Billy Talent singles chronology
| "Try Honesty" (2003) | "The Ex" (2003) | "River Below" (2004) |

Music video
- "The Ex" on YouTube

= The Ex (song) =

"The Ex" is a song by Canadian alternative rock band, Billy Talent, released December 23, 2003 which served as the second single off their debut self-titled album via Atlantic Records.

==Music video==
The video for "The Ex," directed and edited by filmmaker and former musician, Shawn Maher in collaboration with the band themselves, was released January 2004. Composed entirely of live performance footage, the video captures the raw and frenzied atmosphere of a Billy Talent concert, showcasing the group playing the track on stage to an energized audience of their fans.

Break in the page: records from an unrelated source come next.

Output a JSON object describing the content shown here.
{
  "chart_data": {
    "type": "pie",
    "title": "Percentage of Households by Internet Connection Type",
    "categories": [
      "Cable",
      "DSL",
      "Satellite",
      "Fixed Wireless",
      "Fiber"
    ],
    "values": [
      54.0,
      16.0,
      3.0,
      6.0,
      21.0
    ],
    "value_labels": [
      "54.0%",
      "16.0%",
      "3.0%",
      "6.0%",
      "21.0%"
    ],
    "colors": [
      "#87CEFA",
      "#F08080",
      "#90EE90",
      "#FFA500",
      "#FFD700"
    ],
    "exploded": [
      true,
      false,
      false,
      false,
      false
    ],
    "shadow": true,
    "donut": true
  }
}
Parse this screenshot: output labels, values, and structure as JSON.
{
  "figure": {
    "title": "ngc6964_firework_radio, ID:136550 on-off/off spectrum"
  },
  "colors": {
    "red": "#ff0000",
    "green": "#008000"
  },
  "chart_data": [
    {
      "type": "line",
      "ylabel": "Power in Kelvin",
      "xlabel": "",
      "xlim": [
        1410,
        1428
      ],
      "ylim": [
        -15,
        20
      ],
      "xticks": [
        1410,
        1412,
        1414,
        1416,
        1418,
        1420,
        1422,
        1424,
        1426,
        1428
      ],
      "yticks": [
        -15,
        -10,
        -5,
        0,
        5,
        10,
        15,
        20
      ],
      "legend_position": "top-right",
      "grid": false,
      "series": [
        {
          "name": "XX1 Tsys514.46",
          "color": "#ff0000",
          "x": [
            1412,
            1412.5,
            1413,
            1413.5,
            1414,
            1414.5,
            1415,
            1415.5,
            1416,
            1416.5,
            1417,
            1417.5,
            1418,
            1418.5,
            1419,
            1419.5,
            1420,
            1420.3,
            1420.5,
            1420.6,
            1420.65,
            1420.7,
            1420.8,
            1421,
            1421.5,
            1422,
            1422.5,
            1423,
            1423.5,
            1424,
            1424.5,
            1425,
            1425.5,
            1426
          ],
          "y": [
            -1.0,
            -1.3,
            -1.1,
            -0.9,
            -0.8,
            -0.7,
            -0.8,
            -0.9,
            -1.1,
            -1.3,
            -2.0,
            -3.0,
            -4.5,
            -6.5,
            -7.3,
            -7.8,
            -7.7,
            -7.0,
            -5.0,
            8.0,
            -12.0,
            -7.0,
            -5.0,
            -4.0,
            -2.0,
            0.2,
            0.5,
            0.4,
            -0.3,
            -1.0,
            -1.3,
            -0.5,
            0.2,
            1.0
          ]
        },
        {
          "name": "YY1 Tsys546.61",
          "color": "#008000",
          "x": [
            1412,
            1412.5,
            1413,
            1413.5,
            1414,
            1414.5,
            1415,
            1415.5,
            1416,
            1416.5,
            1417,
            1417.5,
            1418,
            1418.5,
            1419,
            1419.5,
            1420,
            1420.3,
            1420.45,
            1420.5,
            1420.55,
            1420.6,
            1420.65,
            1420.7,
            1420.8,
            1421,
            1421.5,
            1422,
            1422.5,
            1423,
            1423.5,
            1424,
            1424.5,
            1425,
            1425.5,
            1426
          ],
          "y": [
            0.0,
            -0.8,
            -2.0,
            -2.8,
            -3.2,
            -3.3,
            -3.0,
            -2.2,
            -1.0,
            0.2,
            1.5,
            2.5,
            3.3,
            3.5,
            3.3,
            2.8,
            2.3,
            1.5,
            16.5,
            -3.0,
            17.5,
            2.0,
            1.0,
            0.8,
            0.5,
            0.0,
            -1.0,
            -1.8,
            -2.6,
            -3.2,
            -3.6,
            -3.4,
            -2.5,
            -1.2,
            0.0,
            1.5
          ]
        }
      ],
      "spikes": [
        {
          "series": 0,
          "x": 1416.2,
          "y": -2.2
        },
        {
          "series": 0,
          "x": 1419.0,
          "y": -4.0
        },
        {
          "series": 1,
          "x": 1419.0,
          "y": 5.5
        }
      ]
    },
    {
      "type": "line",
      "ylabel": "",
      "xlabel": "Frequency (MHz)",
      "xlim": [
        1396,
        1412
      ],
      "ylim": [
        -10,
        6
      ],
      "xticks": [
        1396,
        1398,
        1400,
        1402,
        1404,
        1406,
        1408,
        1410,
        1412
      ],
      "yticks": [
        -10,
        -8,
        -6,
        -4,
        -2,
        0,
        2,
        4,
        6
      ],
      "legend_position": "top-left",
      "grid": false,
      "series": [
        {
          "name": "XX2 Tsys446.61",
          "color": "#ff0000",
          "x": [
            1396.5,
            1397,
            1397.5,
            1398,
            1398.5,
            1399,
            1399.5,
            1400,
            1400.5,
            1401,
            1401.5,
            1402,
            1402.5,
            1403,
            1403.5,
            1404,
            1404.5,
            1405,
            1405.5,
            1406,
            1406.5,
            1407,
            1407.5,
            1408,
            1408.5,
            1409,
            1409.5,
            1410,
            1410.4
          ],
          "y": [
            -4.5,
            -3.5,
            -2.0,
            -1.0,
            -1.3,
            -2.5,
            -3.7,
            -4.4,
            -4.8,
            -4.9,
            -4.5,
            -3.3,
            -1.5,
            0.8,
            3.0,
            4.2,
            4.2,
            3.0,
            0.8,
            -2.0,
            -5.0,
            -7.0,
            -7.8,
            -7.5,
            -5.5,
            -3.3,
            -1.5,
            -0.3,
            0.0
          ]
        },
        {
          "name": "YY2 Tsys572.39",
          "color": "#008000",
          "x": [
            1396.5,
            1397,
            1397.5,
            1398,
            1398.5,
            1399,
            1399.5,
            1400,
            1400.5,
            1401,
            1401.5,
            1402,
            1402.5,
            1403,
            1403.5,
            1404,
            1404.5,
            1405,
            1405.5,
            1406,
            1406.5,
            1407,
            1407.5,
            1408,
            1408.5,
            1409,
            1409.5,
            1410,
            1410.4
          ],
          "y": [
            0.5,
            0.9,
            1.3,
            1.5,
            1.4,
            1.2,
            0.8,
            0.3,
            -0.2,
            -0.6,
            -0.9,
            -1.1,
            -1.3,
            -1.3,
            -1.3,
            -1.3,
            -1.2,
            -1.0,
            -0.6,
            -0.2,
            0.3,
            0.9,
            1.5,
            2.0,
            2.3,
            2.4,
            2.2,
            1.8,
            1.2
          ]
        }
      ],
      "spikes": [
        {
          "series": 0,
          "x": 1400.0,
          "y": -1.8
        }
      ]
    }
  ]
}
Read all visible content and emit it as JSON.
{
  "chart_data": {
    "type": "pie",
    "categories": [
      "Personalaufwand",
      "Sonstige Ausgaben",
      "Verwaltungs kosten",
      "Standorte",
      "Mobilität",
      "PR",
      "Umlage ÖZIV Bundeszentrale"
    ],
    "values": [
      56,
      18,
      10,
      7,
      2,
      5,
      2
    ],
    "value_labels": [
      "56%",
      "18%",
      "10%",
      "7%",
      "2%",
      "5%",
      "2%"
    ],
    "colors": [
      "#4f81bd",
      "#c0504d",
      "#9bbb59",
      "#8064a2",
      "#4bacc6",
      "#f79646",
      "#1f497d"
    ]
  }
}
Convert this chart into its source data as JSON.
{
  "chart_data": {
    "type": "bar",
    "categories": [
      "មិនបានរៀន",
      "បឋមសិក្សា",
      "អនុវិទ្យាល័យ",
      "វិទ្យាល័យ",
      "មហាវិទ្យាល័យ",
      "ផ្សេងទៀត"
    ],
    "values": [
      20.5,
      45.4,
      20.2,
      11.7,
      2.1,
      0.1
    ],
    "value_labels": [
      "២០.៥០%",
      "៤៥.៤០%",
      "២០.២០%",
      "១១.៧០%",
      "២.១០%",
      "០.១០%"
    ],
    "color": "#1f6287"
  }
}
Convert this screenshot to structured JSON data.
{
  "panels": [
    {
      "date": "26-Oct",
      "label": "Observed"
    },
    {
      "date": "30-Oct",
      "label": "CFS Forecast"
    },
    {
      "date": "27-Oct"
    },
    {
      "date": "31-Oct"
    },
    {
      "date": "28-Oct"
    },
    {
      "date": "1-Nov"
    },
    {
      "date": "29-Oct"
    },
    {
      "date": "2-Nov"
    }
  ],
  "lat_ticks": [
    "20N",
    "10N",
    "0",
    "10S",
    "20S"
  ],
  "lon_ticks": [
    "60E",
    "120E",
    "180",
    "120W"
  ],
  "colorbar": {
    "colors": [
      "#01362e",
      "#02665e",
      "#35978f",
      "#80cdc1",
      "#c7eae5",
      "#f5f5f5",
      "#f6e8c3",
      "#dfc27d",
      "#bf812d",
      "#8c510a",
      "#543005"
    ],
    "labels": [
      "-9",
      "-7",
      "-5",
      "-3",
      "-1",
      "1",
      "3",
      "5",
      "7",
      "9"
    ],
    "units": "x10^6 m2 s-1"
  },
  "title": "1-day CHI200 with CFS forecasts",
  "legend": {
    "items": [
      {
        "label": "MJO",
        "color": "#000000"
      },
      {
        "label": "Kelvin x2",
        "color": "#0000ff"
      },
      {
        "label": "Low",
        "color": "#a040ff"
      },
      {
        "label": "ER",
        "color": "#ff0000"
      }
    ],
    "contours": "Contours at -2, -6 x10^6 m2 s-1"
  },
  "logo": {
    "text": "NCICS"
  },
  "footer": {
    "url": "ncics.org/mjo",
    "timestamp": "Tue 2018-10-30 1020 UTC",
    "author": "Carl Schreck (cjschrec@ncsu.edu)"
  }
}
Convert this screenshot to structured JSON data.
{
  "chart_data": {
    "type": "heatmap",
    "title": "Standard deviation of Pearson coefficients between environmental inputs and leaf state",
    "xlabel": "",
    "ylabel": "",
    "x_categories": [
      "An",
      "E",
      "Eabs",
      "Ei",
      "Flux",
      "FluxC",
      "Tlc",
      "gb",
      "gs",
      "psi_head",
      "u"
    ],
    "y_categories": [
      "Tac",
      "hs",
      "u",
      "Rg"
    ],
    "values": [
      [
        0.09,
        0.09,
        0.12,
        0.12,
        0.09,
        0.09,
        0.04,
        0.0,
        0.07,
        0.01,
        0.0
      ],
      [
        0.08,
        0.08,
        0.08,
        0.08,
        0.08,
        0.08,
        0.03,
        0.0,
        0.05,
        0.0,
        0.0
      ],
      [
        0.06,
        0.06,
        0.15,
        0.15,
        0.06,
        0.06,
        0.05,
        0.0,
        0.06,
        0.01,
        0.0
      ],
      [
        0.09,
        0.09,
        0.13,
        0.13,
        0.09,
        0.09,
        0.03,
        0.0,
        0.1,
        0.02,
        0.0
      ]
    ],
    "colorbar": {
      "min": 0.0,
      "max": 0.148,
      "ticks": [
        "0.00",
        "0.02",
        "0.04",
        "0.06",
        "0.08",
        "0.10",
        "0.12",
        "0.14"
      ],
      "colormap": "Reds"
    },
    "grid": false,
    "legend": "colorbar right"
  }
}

The primary scenes of the video were filmed at The Capital Music Hall in Ottawa, Ontario, while the wide crowd shots and additional performance angles, utilizes footage from the band's 2003 appearance on MTV2 live music TV series, "Pepsi Breakout" at Macewan Hall in Calgary, Alberta.

==Track listing==

CD Single
| No. | Title | Length |
|---|---|---|
| 1. | "The Ex" | 2:40 |
| 2. | "Waiting Room (Fugazi cover)" (Live) | 2:52 |
| Total length: |  | 5:32 |

UK 7" Single
| No. | Title | Length |
|---|---|---|
| 1. | "The Ex" | 2:40 |
| 2. | "Try Honesty" (Acoustic) | 4:20 |
| Total length: |  | 7:00 |

==Chart performance==

| Chart (2004) | Peak position |
|---|---|
| UK Singles (Official Charts) | 61 |
| UK Rock & Metal (Official Charts) | 3 |

==Certifications==

| Region | Certification | Certified units/sales |
| Canada (Music Canada) | Gold | 40,000^{‡} |
^{‡} Sales+streaming figures based on certification alone.